Engelhardt (Hrsg.)
Lexikon Orthopädie und Unfallchirurgie

Nervennaht

Englischer Begriff

Nerve suture

Definition

Chirurgische Zusammenführung von durchtrennten Nervenenden.

Indikation

Nervenverletzung mit Durchtrennung der Kontinuität; Verlust des proximalen Nervenendes, Verwendung eines Spendernervs zur Neurotisation; Verlust des distalen Nervenendes: Nerv-Muskel-Neurotisation.

Kontraindikation

Zu starke Zugspannung, verschmutzte Wunde.

Durchführung

Primäre Nervennaht (besser Neurorrhaphie, Koaptation): Bei Durchtrennung des Nervs ohne Defekt gibt es zwei Arten der Nervenversorgung, entweder durch enge Koaptation oder durch eine lockere, wobei ein kleiner Spalt zwischen den Nervenenden belassen wird. Folgende Schritte werden vorgenommen: Bereitung der Nervenendigungen entweder durch scheibenförmige Resektion bis in das gesunde Gewebe oder durch Präparation von Einzelfaszikeln. Bei Vorliegen mehrerer großer Faszikel wird man eher diese präparieren. Die Annäherung der Nervenenden sollte spannungsfrei gelingen. Bei der Koaptation sollte sich zwar das endoneurale Gewebe berühren, die Naht sollte aber wegen der Quellung des Gewebes nicht zu eng erfolgen. Verankert werden die Nähte im interfaszikulären Epineurium, im epifaszikulären Epineurium oder Perineurium. Bisweilen werden zur Erhaltung der Koaptation auch Fibrinkleber bzw. resorbierbare Tuben verwendet. Bei Vorliegen einer Dehiszens wird eine Nerventransplantation zur Überbrückung des Defekts vorgenommen. Hierzu werden Hautnerven als Spendernerven benutzt. Bei Fehlen des proximalen Nervenendes werden Nervenfasern vom proximalen Teil eines anderen Nervs transferiert. Die Anastomose des distalen Nervenendes mit einem funktionell weniger bedeutsamen Nerv bei irreparabler Zerstörung des proximalen Anteils wird Neurotisation genannt. Als Nahttechnik wird eine interfaszikuläre Nahttechnik bevorzugt. Bei Fehlen des distalen Endes wird das proximale Nervenende direkt oder über ein Transplantat in den Muskel eingepflanzt (Nerv-Muskel-Neurotisation). Eine Wiederherstellung eines Nervs kann auch über eine End-zu-Seit-Koaptation erfolgen. Das proximale Ende eines Nervs wird seitlich an einen denervierten Nerv genäht und die Verbindung über ein epineurales Fenster hergestellt.

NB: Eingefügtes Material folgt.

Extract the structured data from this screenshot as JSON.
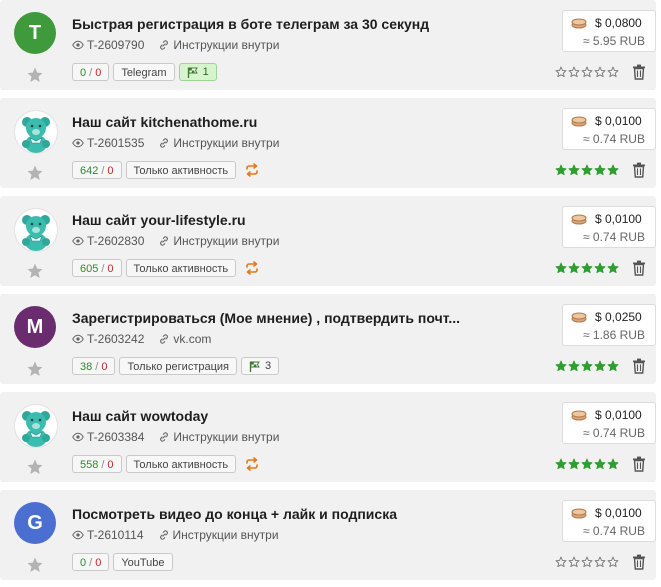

Sekundäre Nervennaht: Bei verschmutzter Wunde oder stark zerstörtem Weichteilgewebe bzw. wenn nicht sofort eine spannungsfreie Anastomose möglich ist, wird nach einer Latenzphase, jedoch innerhalb der ersten vier bis acht Wochen eine Nervennaht durchgeführt.

Nerventransplantation: Versorgung mit einem Interponat, meist eines sensiblen Nervs, bei großer Dehiszenz der Nervenenden.

Nachbehandlung

Zunächst Ruhigstellung in Funktionsstellung unter Entlastung der Nervennaht, später funktionelle Behandlung. Bei früher und guter Adaption gute Prognose zur funktionellen Rehabilitation, Residualdefizite sind nicht auszuschließen, insbesondere sensible Restschäden, Kälteempfindlichkeit und Krampfneigung.